Mostly, though, he saw the qualities that secured Amazon's victory: a gift for inspiring employees by building a distinctive office culture, an obsession with recruiting exceptional people, and a willingness to delegate that would later allow Amazon to diversify itself far more than the narrowly-focused Facebook.
Even so, it took another decade and a half for those plans to come to fruition.
Amazon's share price lagged behind its rapid customer growth as Bezos, in what is now a famous and lauded strategy, ploughed all its profits back into expansion.
"The narrative with Bezos and Amazon then was: 'what's wrong with the investment community that they continue to fund a business that loses money with every transaction?' " says Steven Weber, a professor of technology and global politics at the University of California, Berkeley.
"[Investors believed] that it was playing the game of the dotcom era - pay the cost to acquire customers, and once we have that market owned we'll raise profits."
What changed that, Weber says, was Amazon Web Services (AWS).

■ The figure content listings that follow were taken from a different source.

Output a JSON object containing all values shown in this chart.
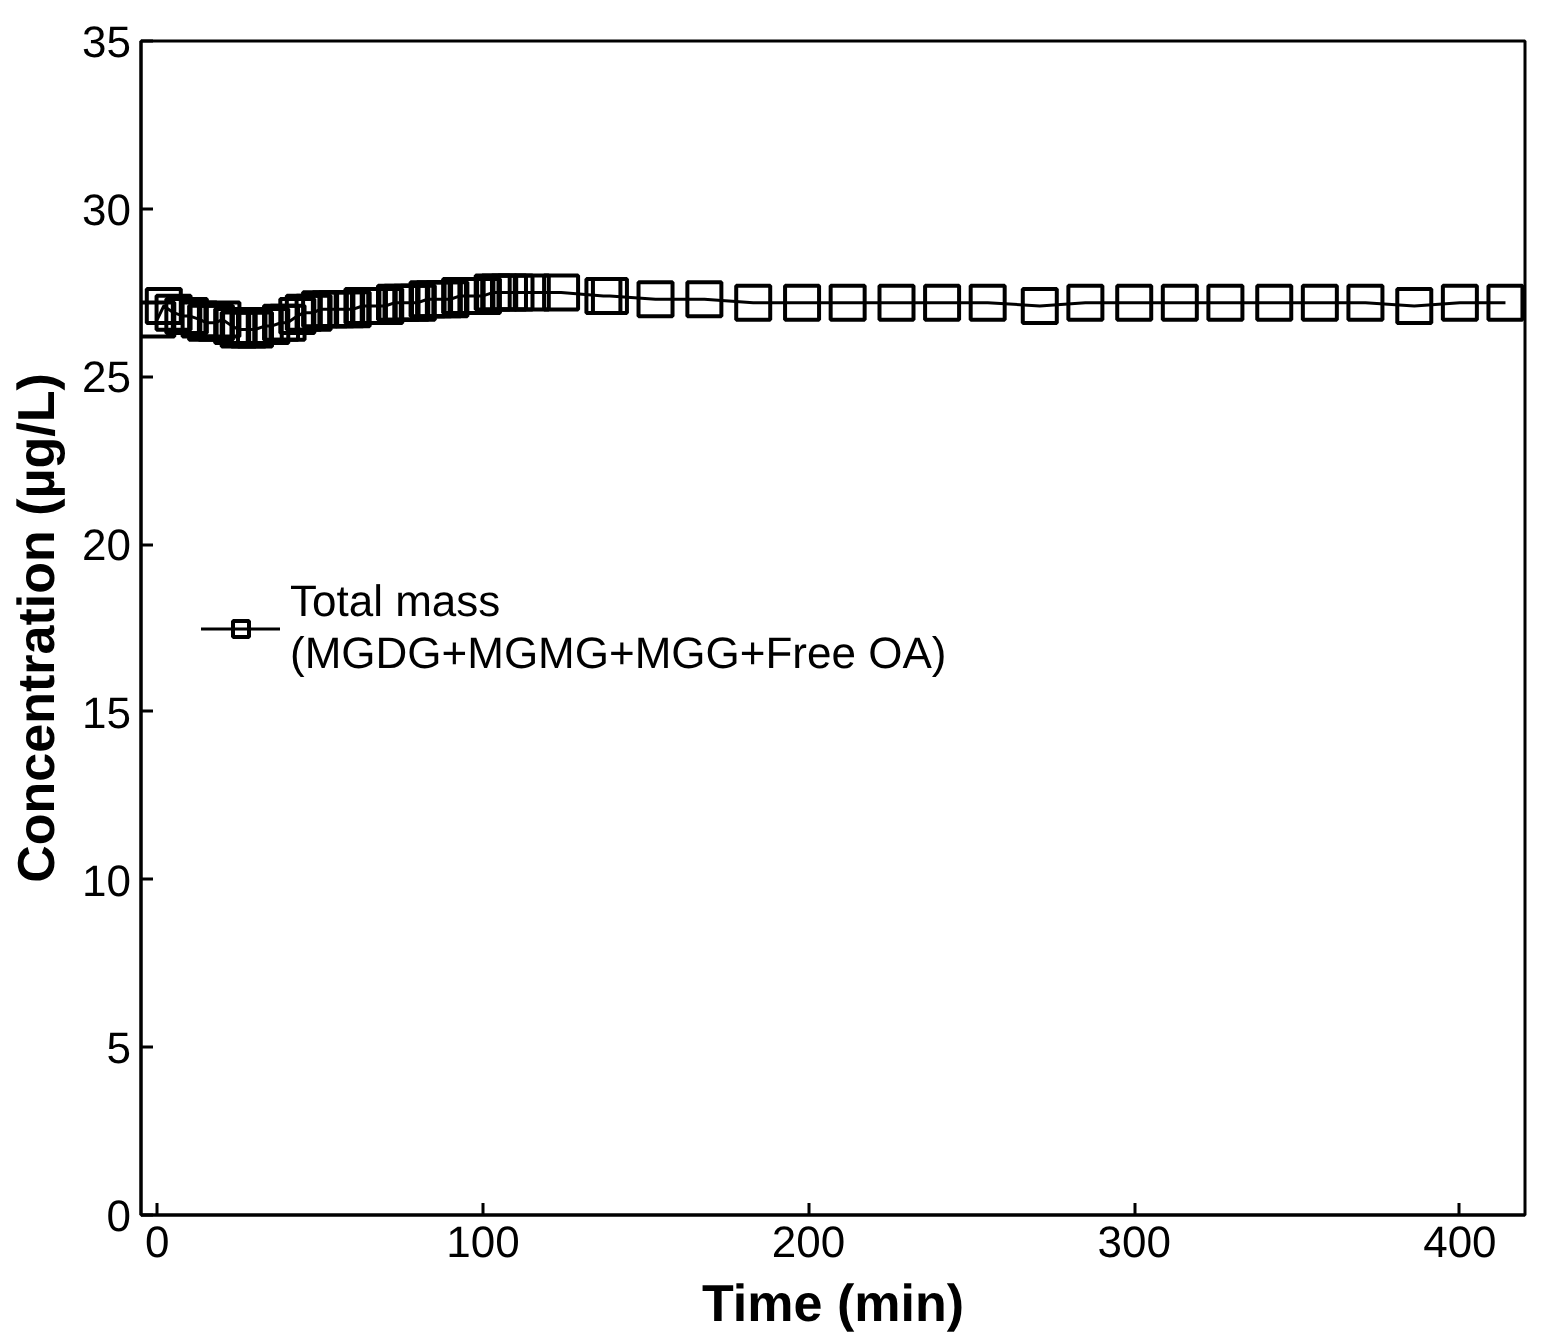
{
  "chart_data": {
    "type": "line",
    "xlabel": "Time (min)",
    "ylabel": "Concentration (µg/L)",
    "xlim": [
      -5,
      420
    ],
    "ylim": [
      0,
      35
    ],
    "xticks": [
      0,
      100,
      200,
      300,
      400
    ],
    "yticks": [
      0,
      5,
      10,
      15,
      20,
      25,
      30,
      35
    ],
    "grid": false,
    "legend": "left",
    "marker": "square",
    "series": [
      {
        "name": "Total mass\n(MGDG+MGMG+MGG+Free OA)",
        "color": "#000000",
        "x": [
          0,
          2,
          5,
          8,
          10,
          13,
          15,
          18,
          20,
          23,
          25,
          28,
          30,
          33,
          35,
          38,
          40,
          43,
          45,
          48,
          50,
          53,
          55,
          58,
          60,
          63,
          65,
          68,
          70,
          73,
          75,
          78,
          80,
          83,
          85,
          88,
          90,
          93,
          95,
          98,
          100,
          103,
          105,
          108,
          110,
          115,
          124,
          137,
          139,
          153,
          168,
          183,
          198,
          212,
          227,
          241,
          255,
          271,
          285,
          300,
          314,
          328,
          343,
          357,
          371,
          386,
          400,
          414
        ],
        "values": [
          26.7,
          27.1,
          26.9,
          26.8,
          26.8,
          26.7,
          26.6,
          26.6,
          26.7,
          26.5,
          26.4,
          26.4,
          26.4,
          26.5,
          26.5,
          26.6,
          26.6,
          26.8,
          26.9,
          26.9,
          27.0,
          27.0,
          27.0,
          27.0,
          27.0,
          27.1,
          27.1,
          27.1,
          27.1,
          27.2,
          27.2,
          27.2,
          27.2,
          27.3,
          27.3,
          27.3,
          27.3,
          27.4,
          27.4,
          27.4,
          27.4,
          27.5,
          27.5,
          27.5,
          27.5,
          27.5,
          27.5,
          27.4,
          27.4,
          27.3,
          27.3,
          27.2,
          27.2,
          27.2,
          27.2,
          27.2,
          27.2,
          27.1,
          27.2,
          27.2,
          27.2,
          27.2,
          27.2,
          27.2,
          27.2,
          27.1,
          27.2,
          27.2
        ]
      }
    ]
  }
}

Spun off from Amazon's own internal cloud computing division in 2006, it initially seemed a strange venture.
"Why should a company that has set its heart on being the best e-commerce business also try to become the best in server technology?" Murdoch recalls.

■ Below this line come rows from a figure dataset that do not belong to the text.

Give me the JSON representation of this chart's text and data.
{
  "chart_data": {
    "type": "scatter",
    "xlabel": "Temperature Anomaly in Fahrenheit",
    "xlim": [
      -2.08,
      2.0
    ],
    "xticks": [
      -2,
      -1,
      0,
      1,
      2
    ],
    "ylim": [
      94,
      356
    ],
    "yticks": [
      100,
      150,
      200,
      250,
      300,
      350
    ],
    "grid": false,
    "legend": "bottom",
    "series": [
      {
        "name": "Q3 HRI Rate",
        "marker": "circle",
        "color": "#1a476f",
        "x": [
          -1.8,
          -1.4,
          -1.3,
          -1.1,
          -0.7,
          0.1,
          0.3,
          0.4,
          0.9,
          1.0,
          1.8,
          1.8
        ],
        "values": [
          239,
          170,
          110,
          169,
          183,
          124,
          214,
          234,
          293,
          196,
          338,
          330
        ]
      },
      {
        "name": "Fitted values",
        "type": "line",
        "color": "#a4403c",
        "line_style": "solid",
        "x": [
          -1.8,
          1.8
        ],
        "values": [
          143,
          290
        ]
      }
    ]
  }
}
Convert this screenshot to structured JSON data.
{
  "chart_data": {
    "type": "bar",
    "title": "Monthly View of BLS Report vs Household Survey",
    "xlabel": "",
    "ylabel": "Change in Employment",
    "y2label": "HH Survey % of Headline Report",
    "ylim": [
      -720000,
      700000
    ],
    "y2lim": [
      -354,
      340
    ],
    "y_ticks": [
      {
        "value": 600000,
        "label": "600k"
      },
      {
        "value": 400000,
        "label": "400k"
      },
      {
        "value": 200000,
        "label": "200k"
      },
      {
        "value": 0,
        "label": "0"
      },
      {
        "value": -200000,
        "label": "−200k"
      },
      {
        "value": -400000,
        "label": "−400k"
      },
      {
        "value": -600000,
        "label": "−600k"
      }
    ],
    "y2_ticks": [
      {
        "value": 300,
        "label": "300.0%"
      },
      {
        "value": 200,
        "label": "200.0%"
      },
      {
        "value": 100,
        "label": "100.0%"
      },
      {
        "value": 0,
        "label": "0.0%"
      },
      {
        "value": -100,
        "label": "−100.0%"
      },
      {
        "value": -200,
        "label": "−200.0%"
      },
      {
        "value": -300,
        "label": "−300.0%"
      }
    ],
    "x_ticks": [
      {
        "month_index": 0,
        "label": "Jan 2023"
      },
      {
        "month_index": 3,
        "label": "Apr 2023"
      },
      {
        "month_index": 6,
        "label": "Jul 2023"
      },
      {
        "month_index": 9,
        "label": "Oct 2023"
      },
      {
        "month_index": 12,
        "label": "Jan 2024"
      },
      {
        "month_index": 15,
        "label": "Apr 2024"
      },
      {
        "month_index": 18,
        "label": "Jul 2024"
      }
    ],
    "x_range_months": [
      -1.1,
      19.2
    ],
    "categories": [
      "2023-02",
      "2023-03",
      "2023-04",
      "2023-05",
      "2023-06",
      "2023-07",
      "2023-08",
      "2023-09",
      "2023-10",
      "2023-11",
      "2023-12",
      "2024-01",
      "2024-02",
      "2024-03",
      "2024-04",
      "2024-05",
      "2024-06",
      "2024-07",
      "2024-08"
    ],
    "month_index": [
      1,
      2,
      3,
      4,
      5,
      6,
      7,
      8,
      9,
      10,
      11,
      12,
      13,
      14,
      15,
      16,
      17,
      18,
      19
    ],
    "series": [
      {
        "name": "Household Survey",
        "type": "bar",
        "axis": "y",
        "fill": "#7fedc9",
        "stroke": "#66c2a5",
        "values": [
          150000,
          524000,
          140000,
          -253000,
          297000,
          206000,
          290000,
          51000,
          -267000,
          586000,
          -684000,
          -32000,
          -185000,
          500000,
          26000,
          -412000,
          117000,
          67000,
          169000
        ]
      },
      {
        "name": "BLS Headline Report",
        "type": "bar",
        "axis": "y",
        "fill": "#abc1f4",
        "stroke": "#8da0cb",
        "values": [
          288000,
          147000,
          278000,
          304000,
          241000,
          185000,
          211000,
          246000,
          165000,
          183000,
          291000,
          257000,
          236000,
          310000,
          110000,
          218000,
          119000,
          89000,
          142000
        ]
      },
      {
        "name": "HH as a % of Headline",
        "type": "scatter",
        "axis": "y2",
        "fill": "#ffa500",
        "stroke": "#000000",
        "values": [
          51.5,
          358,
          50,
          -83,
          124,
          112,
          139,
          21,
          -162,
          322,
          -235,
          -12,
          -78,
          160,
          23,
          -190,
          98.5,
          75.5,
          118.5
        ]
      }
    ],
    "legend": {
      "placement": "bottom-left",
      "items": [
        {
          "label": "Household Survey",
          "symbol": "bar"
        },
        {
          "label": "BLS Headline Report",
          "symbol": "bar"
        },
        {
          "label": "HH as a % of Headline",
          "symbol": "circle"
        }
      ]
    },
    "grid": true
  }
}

Over the next 10 years AWS became the backbone of the internet, letting smaller companies rent computing power as easily as they might rent electricity.
In 2015 it made its first profit, transforming Amazon's finances and triggering a gigantic stock rally which made Bezos's fortune.
For Murdoch, AWS epitomises the audacious Tao of Bezos.
"He doesn't really care what other people think, and he doesn't care about Wall Street either," he says.
The turnaround confirmed Bezos as a cult figure among business strategists, who often cite his regular shareholder letters.
It coincided with a transformation in his personal image, most visible in widely-discussed 2017 photos of his suddenly bulging muscles and his high-profile affair with the actress and TV anchor Lauren Sánchez.
It also seems to have given him the time to return to his teenage space obsession, funding and personally joining an oceanic expedition to recover the sunken rocket engines that threw Neil Armstrong towards the moon.
The deca-billionaire will go before Congress with deep reserves of swagger.
Some members might raise an eyebrow at Amazon's estimated 38 per cent share of US e-commerce and its 32 per cent share of the cloud computing market - to say nothing of his 1999 statement that "a level playing field" is not desirable "when you're marching into battle".
Weber argues that AWS, which is a key vendor to the US state and military, is a political ace in the hole as well as a financial one.
"If I were Bezos I might want to say: 'the thing I am most proud of is actually AWS'," he says, imagining the tycoon's pitch.
" 'It has lowered the barrier for entrepreneurship in the US, and created the possibility for smaller companies. How many jobs has Facebook created?'...
"Americans love that kind of audacity if it works out. If it doesn't work you're a moron and a criminal. If it does work out you're a genius and a visionary."
With an average wealth increase of US$12m every hour, it would be hard to argue with the results.